Night#1 It was not as bad after all. The little jazz pubs are similar to Jedermann in Budapest. (Perhaps rather vice versa.) Yet, the streets, the ugly scent of the streets tells you it’s New Orleans!
I travelled with my dear companion Old Elephant. The name stands for that he is grumpy, wise (or just old), and very tough. When it comes to lightheaded things he suffers. Mardi Gras, the carnival parade is lightheaded and colourful and..! The sort of event I put on my bucket list immediately. I convinced him to endure what was about to come.
Day#2 They are preparing the Mardi Gras costumes all-year round in a large depot and we went to see how the creative work is done.
On the way back we met the majesty, Louisiana Spoon King.
Night#2 Of course New Orleans will have a National Park for jazz. All dead icons I thought.
Until, wandering in the French Quarter I spotted a funny entrance of a cellar. I didn’t think about taking pictures. We just went in there. “We are here to explore, aren’t we?” That’s all I thought about.
A couple of stairs down, I walked into a passage. It was dark and cool with some touristy looking people waiting for something. At a small table they sold tickets. They said there was a dixie concert beginning in 10 minutes for a price which was not unreasonable. Behind the ticket table there was a bigger room filled with musicians and audience. Musicians smiling and laughing, telling jokes and tuning. Audience in 4 or 5 rows, sitting on simple benches no more than 30-40 people.
We knew nothing.
“There is no beer here.”- is what Old Elephant said.
“There is saxophone here.” – was my reply.
So I went for beer and he bought tickets. The audience was full, I haven’t seen so many people in such a little dingy cellar sitting so closely, so uncomfortably, so… enlightened.
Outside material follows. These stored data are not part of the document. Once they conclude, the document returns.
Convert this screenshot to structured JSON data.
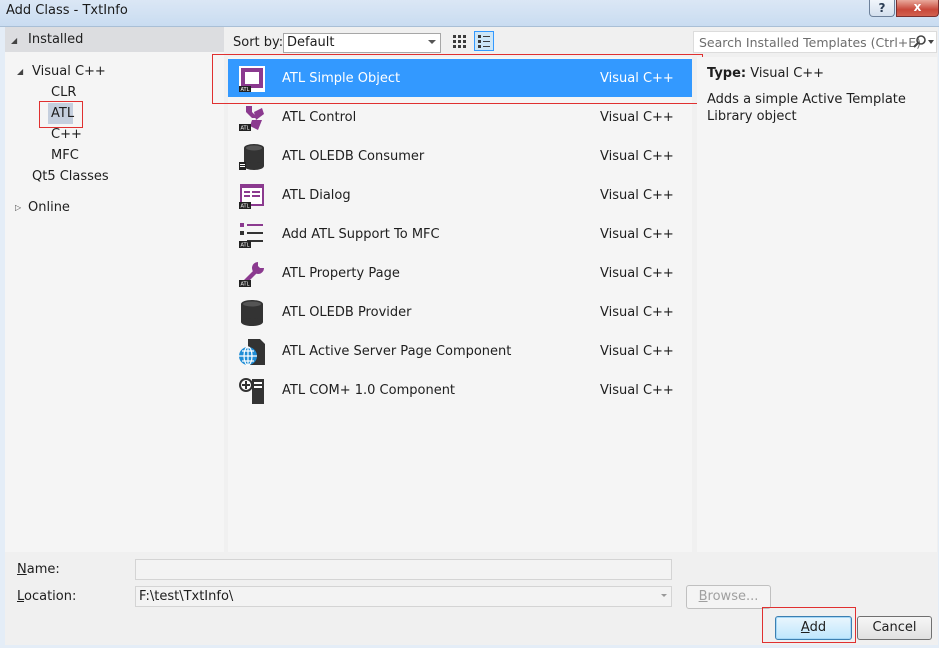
{
  "window": {
    "title": "Add Class - TxtInfo",
    "help_glyph": "?",
    "close_glyph": "x"
  },
  "tree": {
    "installed": "Installed",
    "visual_cpp": "Visual C++",
    "children": [
      "CLR",
      "ATL",
      "C++",
      "MFC"
    ],
    "qt": "Qt5 Classes",
    "online": "Online",
    "selected": "ATL"
  },
  "toolbar": {
    "sort_label": "Sort by:",
    "sort_value": "Default",
    "search_placeholder": "Search Installed Templates (Ctrl+E)"
  },
  "templates": [
    {
      "name": "ATL Simple Object",
      "lang": "Visual C++",
      "icon": "atl-simple-object-icon",
      "selected": true
    },
    {
      "name": "ATL Control",
      "lang": "Visual C++",
      "icon": "atl-control-icon"
    },
    {
      "name": "ATL OLEDB Consumer",
      "lang": "Visual C++",
      "icon": "database-consumer-icon"
    },
    {
      "name": "ATL Dialog",
      "lang": "Visual C++",
      "icon": "atl-dialog-icon"
    },
    {
      "name": "Add ATL Support To MFC",
      "lang": "Visual C++",
      "icon": "atl-mfc-support-icon"
    },
    {
      "name": "ATL Property Page",
      "lang": "Visual C++",
      "icon": "atl-property-page-icon"
    },
    {
      "name": "ATL OLEDB Provider",
      "lang": "Visual C++",
      "icon": "database-provider-icon"
    },
    {
      "name": "ATL Active Server Page Component",
      "lang": "Visual C++",
      "icon": "asp-globe-icon"
    },
    {
      "name": "ATL COM+ 1.0 Component",
      "lang": "Visual C++",
      "icon": "com-plus-icon"
    }
  ],
  "details": {
    "type_label": "Type:",
    "type_value": "Visual C++",
    "description": "Adds a simple Active Template Library object"
  },
  "form": {
    "name_label": "Name:",
    "name_value": "",
    "location_label": "Location:",
    "location_value": "F:\\test\\TxtInfo\\"
  },
  "buttons": {
    "browse": "Browse...",
    "add": "Add",
    "cancel": "Cancel"
  },
  "colors": {
    "selection": "#3399ff",
    "highlight_box": "#e03030",
    "atl_purple": "#8b3a8f"
  }
}
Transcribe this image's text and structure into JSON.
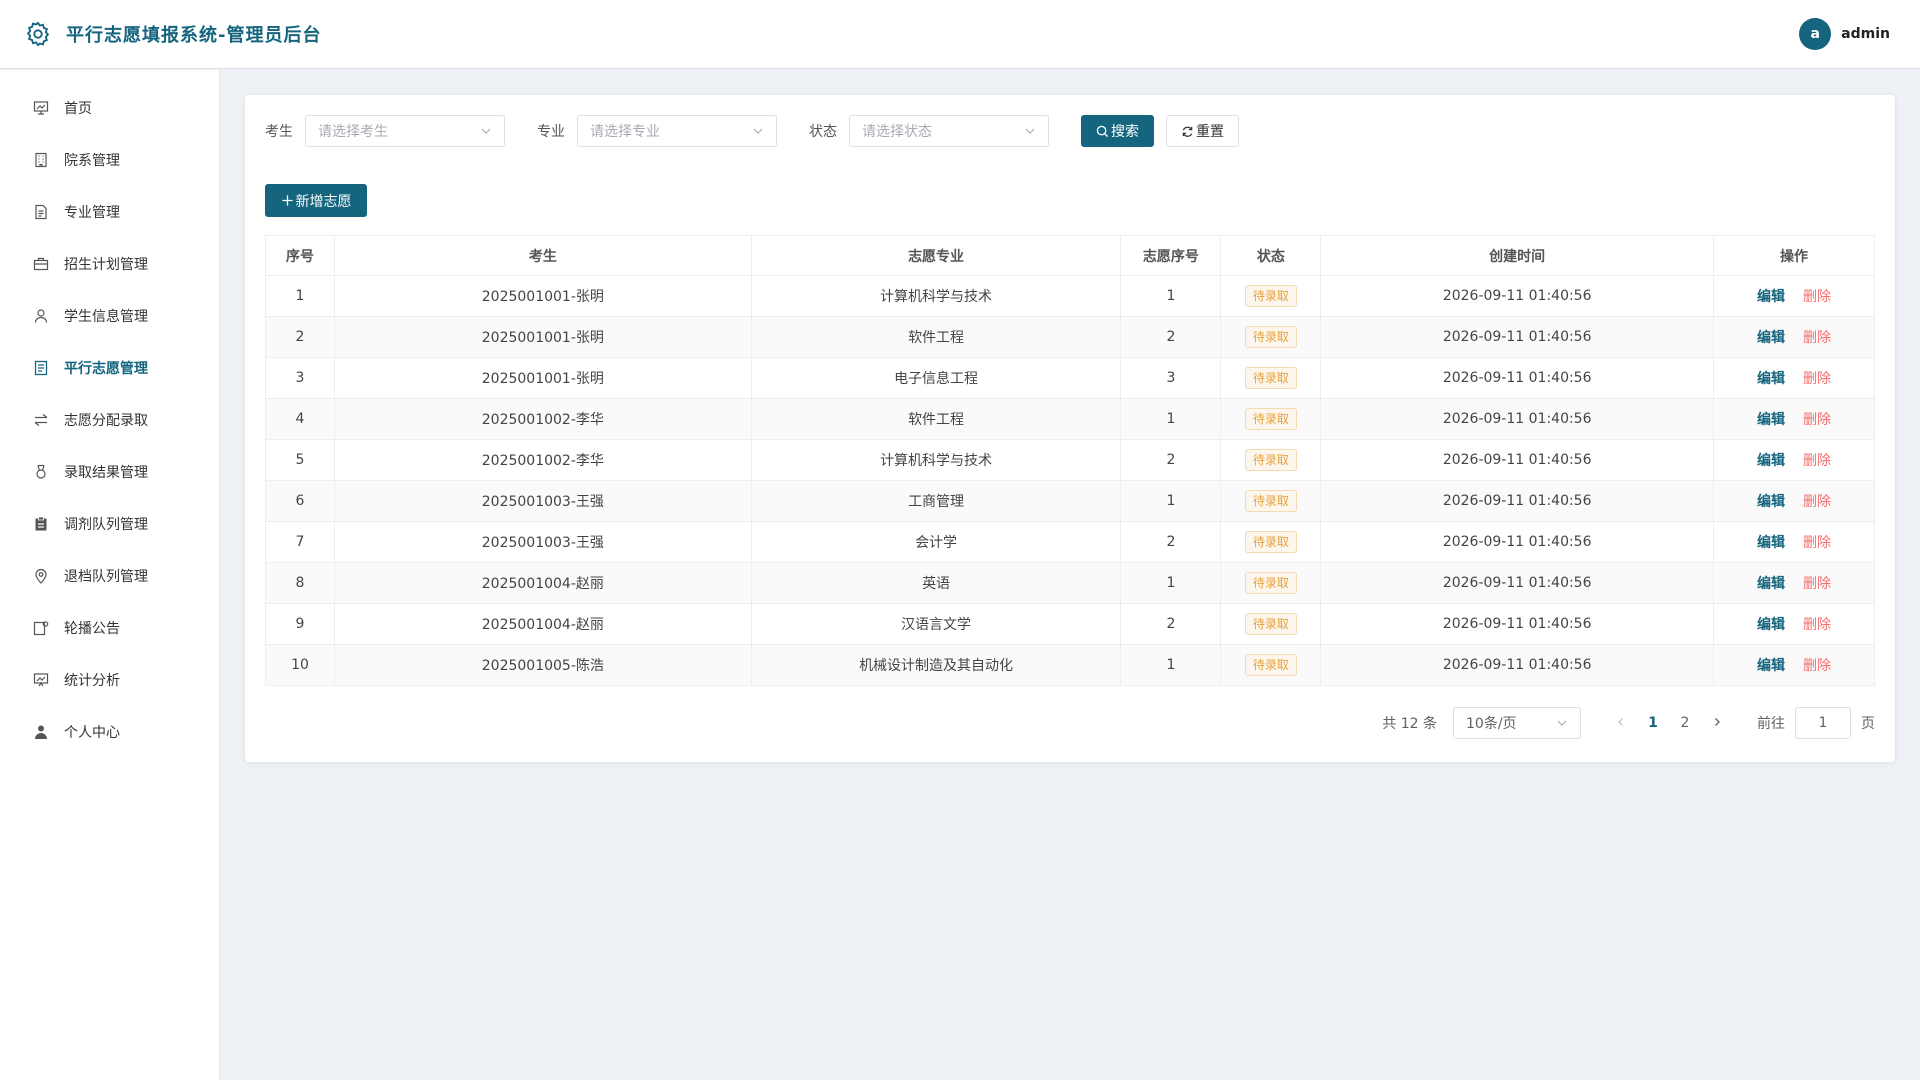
{
  "header": {
    "title": "平行志愿填报系统-管理员后台",
    "avatar_letter": "a",
    "username": "admin"
  },
  "sidebar": {
    "items": [
      {
        "label": "首页",
        "icon": "home-chart-icon"
      },
      {
        "label": "院系管理",
        "icon": "building-icon"
      },
      {
        "label": "专业管理",
        "icon": "document-icon"
      },
      {
        "label": "招生计划管理",
        "icon": "briefcase-icon"
      },
      {
        "label": "学生信息管理",
        "icon": "user-outline-icon"
      },
      {
        "label": "平行志愿管理",
        "icon": "list-doc-icon"
      },
      {
        "label": "志愿分配录取",
        "icon": "switch-icon"
      },
      {
        "label": "录取结果管理",
        "icon": "medal-icon"
      },
      {
        "label": "调剂队列管理",
        "icon": "clipboard-icon"
      },
      {
        "label": "退档队列管理",
        "icon": "location-icon"
      },
      {
        "label": "轮播公告",
        "icon": "notice-icon"
      },
      {
        "label": "统计分析",
        "icon": "chart-icon"
      },
      {
        "label": "个人中心",
        "icon": "user-filled-icon"
      }
    ],
    "active_index": 5
  },
  "filters": {
    "student_label": "考生",
    "student_placeholder": "请选择考生",
    "major_label": "专业",
    "major_placeholder": "请选择专业",
    "status_label": "状态",
    "status_placeholder": "请选择状态",
    "search_label": "搜索",
    "reset_label": "重置"
  },
  "add_button_label": "新增志愿",
  "table": {
    "columns": [
      "序号",
      "考生",
      "志愿专业",
      "志愿序号",
      "状态",
      "创建时间",
      "操作"
    ],
    "rows": [
      {
        "no": "1",
        "student": "2025001001-张明",
        "major": "计算机科学与技术",
        "order": "1",
        "status": "待录取",
        "created": "2026-09-11 01:40:56"
      },
      {
        "no": "2",
        "student": "2025001001-张明",
        "major": "软件工程",
        "order": "2",
        "status": "待录取",
        "created": "2026-09-11 01:40:56"
      },
      {
        "no": "3",
        "student": "2025001001-张明",
        "major": "电子信息工程",
        "order": "3",
        "status": "待录取",
        "created": "2026-09-11 01:40:56"
      },
      {
        "no": "4",
        "student": "2025001002-李华",
        "major": "软件工程",
        "order": "1",
        "status": "待录取",
        "created": "2026-09-11 01:40:56"
      },
      {
        "no": "5",
        "student": "2025001002-李华",
        "major": "计算机科学与技术",
        "order": "2",
        "status": "待录取",
        "created": "2026-09-11 01:40:56"
      },
      {
        "no": "6",
        "student": "2025001003-王强",
        "major": "工商管理",
        "order": "1",
        "status": "待录取",
        "created": "2026-09-11 01:40:56"
      },
      {
        "no": "7",
        "student": "2025001003-王强",
        "major": "会计学",
        "order": "2",
        "status": "待录取",
        "created": "2026-09-11 01:40:56"
      },
      {
        "no": "8",
        "student": "2025001004-赵丽",
        "major": "英语",
        "order": "1",
        "status": "待录取",
        "created": "2026-09-11 01:40:56"
      },
      {
        "no": "9",
        "student": "2025001004-赵丽",
        "major": "汉语言文学",
        "order": "2",
        "status": "待录取",
        "created": "2026-09-11 01:40:56"
      },
      {
        "no": "10",
        "student": "2025001005-陈浩",
        "major": "机械设计制造及其自动化",
        "order": "1",
        "status": "待录取",
        "created": "2026-09-11 01:40:56"
      }
    ],
    "edit_label": "编辑",
    "delete_label": "删除"
  },
  "pagination": {
    "total_text": "共 12 条",
    "page_size": "10条/页",
    "pages": [
      "1",
      "2"
    ],
    "current_page": "1",
    "goto_label": "前往",
    "goto_value": "1",
    "page_suffix": "页"
  },
  "colors": {
    "primary": "#15657e",
    "danger": "#f56c6c",
    "warning": "#e6a23c"
  }
}
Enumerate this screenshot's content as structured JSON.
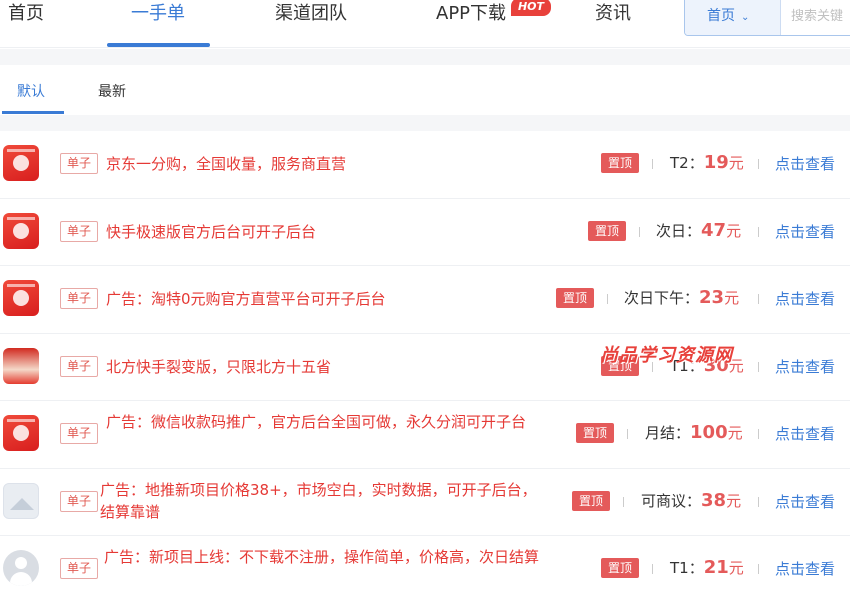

In this dingy little heaven in New Orleans they played music I will never forget.
You – human who claim to be – alive, opt a visit to the Preservation Hall!
Day#3 I basically abandoned reality and spent 4-5 hours in a music shop.
Later we scrolled to the edge of town, found a cemetery, a car dealer, a tidy neighbourhood, nothing unexpected. Eventually returned to Bourbon street.
Night#3 Take it easy. The streets do have an awful odour, overweight people sweat around you eating fried alligator and you feel the weather is too hot. New Orleans is a trap because against all odds you want to linger.